Mariée, heureuse et mère de trois grands enfants, Alice Howland est un professeur de linguistique renommé. Mais lorsqu’elle commence à oublier ses mots et qu’on lui diagnostique les premiers signes de la maladie d’Alzheimer, les liens entre Alice et sa famille sont mis à rude épreuve. Effrayant, bouleversant, son combat pour rester elle-même est une magnifique source d’inspiration.

Loin d’elle.

Il y a parfois des incohérences historiques. Quelques grands comédiens et cinéastes de génie n’ont jamais décroché la statuette dorée qui fait baver tout Hollywood. Jusqu’au mois dernier, Julianne Moore faisait partie de cette liste. Il était grand temps que cette comédienne, excellant tant dans le registre dramatique que dans la comédie (Crazy Stupid Love, The kids are alright), avec une filmographie marquée par de grands rôles principaux (Safe, Loin du Paradis, Blindness…) et de fabuleux seconds rôles (A Single Man, The Hours, Les fils de l’homme, Maps to the stars), soit à son tour décorée. C’est désormais chose faite. Dommage qu’il ait fallu qu’elle soit sacrée pour un film médiocre, Still Alice.

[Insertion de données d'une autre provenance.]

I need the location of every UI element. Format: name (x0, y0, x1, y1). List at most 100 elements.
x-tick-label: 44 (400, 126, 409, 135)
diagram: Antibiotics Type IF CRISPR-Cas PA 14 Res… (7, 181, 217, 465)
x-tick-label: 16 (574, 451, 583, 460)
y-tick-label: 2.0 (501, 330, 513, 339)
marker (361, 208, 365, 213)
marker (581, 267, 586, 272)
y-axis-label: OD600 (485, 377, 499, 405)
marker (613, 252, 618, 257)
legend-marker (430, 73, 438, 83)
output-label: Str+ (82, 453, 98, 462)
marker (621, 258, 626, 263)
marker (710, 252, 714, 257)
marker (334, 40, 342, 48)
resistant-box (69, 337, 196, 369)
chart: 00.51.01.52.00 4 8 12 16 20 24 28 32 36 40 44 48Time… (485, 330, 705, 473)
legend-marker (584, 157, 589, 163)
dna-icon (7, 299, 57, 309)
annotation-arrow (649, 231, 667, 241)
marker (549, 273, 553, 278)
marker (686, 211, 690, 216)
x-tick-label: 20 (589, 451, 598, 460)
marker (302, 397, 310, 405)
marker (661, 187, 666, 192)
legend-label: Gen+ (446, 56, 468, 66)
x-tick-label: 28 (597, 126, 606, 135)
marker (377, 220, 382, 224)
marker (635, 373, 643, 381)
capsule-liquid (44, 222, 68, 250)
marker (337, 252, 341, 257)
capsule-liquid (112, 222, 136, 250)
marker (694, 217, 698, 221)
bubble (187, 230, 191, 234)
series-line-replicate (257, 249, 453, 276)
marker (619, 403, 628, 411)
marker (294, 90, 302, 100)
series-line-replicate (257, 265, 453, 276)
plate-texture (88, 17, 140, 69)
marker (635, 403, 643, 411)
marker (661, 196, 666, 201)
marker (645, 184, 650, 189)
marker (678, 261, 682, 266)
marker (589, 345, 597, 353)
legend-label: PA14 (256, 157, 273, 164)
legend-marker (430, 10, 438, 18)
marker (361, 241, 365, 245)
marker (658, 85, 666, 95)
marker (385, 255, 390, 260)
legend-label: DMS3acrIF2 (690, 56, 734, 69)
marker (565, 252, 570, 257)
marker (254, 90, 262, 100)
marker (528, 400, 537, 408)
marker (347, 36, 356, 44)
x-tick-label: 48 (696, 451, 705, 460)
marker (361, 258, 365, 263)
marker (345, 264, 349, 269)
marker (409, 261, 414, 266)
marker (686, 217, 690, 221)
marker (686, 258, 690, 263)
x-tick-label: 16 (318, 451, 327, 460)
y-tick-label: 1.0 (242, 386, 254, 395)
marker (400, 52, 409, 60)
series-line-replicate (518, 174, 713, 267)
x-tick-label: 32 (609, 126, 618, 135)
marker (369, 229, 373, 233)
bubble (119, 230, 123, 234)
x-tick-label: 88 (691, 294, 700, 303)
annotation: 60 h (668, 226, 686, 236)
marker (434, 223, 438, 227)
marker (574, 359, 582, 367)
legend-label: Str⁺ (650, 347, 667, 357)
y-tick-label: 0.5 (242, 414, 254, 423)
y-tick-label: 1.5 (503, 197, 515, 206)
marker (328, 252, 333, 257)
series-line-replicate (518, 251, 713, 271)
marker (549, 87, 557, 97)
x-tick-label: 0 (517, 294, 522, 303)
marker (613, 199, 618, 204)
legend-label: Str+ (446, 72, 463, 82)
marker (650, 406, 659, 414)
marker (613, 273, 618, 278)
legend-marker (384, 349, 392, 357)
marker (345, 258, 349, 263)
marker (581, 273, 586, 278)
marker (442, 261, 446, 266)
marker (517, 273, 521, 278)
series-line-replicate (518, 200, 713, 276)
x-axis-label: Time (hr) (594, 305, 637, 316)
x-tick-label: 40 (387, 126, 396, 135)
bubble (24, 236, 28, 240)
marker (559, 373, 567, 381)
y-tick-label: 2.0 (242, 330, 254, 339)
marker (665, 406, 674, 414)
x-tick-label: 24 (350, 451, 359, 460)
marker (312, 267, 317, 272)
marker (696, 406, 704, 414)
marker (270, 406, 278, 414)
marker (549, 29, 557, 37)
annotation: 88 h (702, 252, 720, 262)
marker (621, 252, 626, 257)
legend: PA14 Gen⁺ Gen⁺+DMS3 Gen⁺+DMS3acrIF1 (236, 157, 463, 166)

Force est de reconnaître, à son visionnage, que le film de Richard Glatzer et Wash Westmoreland n’est pas de la trempe de sa comédienne principale. Julianne Moore, comme souvent d’une justesse et d’une finesse confondantes, porte ce mélo sur ses talentueuses épaules. Elle incarne Alice, une femme dynamique et cultivée qui va bientôt développer l’une des affections les plus redoutables de ce siècle : la maladie d’Alzheimer. 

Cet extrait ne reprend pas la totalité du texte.